Microservices with Dot net Core 3.1.1 and Docker

Hi All, Welecome to WishTech this is Dev, Today i am going to show you how to use micro services in our real world project and it's benefits in our developers life.

An important rule for microservices architecture is that each microservice must own its domain data and logic. Just as a full application owns its logic and data, so must each microservice own its logic and data under an autonomous lifecycle, with independent deployment per microservice. This means that the conceptual model of the domain will differ between subsystems or microservices. Consider enterprise applications, where customer relationship management (CRM) applications, 

transactional purchase subsystems, and customer support subsystems each call on unique customer entity attributes and data, and where each employs a different Bounded Context (BC). This principle is similar in Domain-driven design (DDD), where each Bounded Context or autonomous subsystem or service must own its domain model (data plus logic and behavior). Each DDD Bounded Context correlates to one business microservice (one or several services). This point about the Bounded Context pattern is expanded in the next section. On the other hand, the traditional (monolithic data) approach used in many applications is to have a single centralized database or just a few databases. This is often a normalized SQL database that’s used for the whole application and all its internal subsystems, as shown below image

Data sovereignty comparison: monolithic database versus microservices


the catalog business microservice could be composed of several services or processes. These could be multiple ASP.NET Web API services or any other kind of services using HTTP or any other protocol. More importantly, the services could share the same data, as long as these services are cohesive with respect to the same business domain.

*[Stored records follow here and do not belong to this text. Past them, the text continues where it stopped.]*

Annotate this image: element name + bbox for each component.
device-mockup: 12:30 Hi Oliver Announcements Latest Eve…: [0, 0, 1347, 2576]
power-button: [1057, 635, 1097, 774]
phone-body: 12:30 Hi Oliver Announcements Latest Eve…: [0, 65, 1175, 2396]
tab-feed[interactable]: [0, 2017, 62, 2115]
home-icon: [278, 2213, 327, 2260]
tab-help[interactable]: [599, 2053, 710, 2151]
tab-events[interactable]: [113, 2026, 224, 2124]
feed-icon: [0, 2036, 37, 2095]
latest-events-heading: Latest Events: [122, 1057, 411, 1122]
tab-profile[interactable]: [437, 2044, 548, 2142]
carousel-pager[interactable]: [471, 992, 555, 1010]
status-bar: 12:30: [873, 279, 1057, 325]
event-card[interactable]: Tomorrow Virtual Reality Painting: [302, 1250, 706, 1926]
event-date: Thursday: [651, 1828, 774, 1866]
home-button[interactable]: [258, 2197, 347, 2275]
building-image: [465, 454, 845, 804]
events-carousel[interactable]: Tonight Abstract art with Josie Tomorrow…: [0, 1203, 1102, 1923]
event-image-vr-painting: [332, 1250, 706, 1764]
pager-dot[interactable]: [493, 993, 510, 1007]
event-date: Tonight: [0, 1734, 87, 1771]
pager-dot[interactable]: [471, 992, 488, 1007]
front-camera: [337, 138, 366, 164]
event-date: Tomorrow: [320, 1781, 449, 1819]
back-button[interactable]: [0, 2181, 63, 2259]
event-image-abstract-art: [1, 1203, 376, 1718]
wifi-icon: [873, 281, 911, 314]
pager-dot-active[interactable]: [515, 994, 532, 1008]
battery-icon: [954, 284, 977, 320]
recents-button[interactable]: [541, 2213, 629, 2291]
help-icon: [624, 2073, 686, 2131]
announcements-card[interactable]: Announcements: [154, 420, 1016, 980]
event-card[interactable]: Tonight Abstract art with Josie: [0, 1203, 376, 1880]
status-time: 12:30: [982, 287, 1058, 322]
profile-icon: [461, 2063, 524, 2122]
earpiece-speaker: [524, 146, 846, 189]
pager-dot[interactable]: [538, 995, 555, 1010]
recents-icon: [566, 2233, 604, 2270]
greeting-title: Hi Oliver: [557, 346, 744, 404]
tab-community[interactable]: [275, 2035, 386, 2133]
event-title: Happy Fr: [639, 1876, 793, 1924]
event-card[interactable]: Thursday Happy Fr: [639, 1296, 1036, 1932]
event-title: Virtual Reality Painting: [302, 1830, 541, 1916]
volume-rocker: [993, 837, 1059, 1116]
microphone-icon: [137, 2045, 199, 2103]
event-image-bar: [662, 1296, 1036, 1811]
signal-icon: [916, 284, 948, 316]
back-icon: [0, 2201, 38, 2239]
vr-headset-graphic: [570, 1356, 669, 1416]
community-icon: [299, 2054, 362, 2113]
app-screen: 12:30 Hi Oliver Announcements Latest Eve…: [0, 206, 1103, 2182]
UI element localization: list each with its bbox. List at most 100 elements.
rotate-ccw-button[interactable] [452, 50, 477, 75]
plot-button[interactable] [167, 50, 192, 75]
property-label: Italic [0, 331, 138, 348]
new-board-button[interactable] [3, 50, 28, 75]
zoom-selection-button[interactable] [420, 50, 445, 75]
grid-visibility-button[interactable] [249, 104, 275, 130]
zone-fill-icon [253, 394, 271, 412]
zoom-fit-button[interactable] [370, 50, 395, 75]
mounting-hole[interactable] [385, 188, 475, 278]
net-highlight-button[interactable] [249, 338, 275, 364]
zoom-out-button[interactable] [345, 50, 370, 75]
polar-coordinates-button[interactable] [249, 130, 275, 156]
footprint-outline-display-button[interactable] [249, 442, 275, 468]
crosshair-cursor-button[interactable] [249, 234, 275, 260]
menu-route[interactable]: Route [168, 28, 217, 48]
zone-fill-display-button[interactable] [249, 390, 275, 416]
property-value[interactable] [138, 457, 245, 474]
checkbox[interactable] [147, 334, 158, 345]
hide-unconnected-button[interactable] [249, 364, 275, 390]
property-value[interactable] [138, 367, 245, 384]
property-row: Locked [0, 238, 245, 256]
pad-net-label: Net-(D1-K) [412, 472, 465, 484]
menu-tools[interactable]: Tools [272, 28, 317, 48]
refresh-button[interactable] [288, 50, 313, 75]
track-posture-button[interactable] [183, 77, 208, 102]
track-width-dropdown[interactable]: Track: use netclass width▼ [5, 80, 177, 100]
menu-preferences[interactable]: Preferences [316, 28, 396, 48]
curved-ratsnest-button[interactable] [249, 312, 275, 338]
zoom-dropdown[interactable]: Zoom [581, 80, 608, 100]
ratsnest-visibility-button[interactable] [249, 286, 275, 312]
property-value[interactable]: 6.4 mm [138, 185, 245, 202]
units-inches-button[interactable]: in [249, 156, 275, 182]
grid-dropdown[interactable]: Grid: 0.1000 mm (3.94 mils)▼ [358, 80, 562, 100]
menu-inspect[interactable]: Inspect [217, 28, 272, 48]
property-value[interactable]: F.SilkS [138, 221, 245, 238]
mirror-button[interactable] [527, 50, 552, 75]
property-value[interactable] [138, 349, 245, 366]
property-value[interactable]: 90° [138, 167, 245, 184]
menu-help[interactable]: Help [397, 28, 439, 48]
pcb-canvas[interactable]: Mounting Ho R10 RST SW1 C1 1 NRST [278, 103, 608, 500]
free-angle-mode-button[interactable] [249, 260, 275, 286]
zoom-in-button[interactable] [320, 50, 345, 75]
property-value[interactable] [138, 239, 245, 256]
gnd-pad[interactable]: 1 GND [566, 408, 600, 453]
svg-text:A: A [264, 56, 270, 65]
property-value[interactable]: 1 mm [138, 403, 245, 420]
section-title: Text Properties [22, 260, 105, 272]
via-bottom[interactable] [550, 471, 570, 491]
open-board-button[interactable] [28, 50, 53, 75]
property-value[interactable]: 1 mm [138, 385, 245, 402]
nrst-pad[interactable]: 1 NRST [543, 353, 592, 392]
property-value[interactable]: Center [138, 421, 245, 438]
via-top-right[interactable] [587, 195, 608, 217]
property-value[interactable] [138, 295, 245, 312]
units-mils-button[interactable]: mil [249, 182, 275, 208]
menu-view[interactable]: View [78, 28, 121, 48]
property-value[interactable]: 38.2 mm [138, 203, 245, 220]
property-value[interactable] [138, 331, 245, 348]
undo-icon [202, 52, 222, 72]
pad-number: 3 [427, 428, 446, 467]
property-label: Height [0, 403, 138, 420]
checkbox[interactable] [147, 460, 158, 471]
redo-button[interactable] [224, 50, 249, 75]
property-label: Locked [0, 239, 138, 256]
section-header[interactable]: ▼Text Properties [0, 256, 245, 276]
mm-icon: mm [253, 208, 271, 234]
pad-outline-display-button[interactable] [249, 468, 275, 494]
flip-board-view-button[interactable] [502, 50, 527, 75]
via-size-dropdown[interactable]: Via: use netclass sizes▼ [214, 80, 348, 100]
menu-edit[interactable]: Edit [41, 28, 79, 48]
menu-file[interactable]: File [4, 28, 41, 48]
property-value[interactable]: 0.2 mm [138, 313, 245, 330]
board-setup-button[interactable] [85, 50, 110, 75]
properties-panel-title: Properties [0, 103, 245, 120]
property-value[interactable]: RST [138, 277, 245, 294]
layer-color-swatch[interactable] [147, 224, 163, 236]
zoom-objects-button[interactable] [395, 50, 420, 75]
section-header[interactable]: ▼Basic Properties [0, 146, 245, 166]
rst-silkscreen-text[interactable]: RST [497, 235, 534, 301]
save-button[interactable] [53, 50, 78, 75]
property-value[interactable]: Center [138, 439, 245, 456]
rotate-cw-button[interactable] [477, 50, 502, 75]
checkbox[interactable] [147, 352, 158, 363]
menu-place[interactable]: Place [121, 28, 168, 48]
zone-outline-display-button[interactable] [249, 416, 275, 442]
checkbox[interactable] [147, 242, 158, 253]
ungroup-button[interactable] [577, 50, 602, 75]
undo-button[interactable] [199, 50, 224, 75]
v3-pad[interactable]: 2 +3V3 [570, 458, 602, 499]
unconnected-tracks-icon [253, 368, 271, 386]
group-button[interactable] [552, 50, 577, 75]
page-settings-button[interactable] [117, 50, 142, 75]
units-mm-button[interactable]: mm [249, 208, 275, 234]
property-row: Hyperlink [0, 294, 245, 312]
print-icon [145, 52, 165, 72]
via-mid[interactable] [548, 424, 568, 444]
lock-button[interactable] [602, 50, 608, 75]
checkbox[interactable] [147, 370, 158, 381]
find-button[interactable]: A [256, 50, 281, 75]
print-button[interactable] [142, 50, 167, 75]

                                         Business microservice with several physical services





Saga Pattern Using Microservices.

The Saga Pattern is one of the 6 Important Data Management Patterns of microservices. At it's very core, the Saga Pattern can be seen as a direct result of the database-per-service pattern.

In the database-per-service pattern, each microservice is responsible for its own data. However, this leads to an interesting situation. What happens when a business transaction involves data that spans across multiple microservices?

That is where the need for the Saga Pattern arises. 

What Is the Saga Pattern?

The Saga Pattern is as microservices architectural pattern to implement a transaction that spans multiple services.

A saga is a sequence of local transactions. Each service in a saga performs its own transaction and publishes an event. The other services listen to that event and perform the next local transaction. If one transaction fails for some reason, the saga also executes compensating transactions to undo the impact of the preceding transactions.

Let's see a simple example in a typical food delivery app flow.

When a user places an order, below could be the sequence of actions that happen.

  • The food ordering service creates an order. At this point, the order is in a PENDING state. A saga manages the chain of events.
  • The saga contacts the restaurant via the restaurant service.
  • The restaurant service attempts to place the order with the chosen restaurant. After getting a confirmation, it sends back a reply.
  • The saga receives the reply. And depending on the reply, it can approve the order or reject the order.
  • The food order service then changes the state of the order. If the order was approved, it would inform the customer with the next details. If rejected, it will also inform the customer with an apology message.

As you can see, this is a pretty different approach from the usual point-to-point call approach in typical workflows.

Types of Sagas

There are two types of Sagas:

Orchestration-Based Saga

In this approach, there is a Saga orchestrator that manages all the transactions and directs the participant services to execute local transactions based on events. This orchestrator can also be though of as a Saga Manager.

Choreography-Based Saga

In this approach, there is no central orchestrator. Each service participating in the Saga performs their transaction and publish events. The other services act upon those events and perform their transactions. Also, they may or not publish other events based on the situation.


(Event Based)Choreography-Based Saga


Advantages and Disadvantages of the Saga Pattern

The main benefit of the Saga Pattern is that it helps maintain data consistency across multiple services without tight coupling. This is an extremely important aspect for a microservices architecture.

However, the main disadvantage of the Saga Pattern is the apparent complexity from a programming point of view. Also, developers are not as well accustomed to writing Sagas as traditional transactions. The other challenge is that compensating transactions also have to be designed to make Sagas work.

In my opinion, Sagas can help solve certain challenges and scenarios. They should be adopted or explored if the need arises. However, I would love to hear if others have also used Saga Pattern and how was the experience? What frameworks (if any) did you use?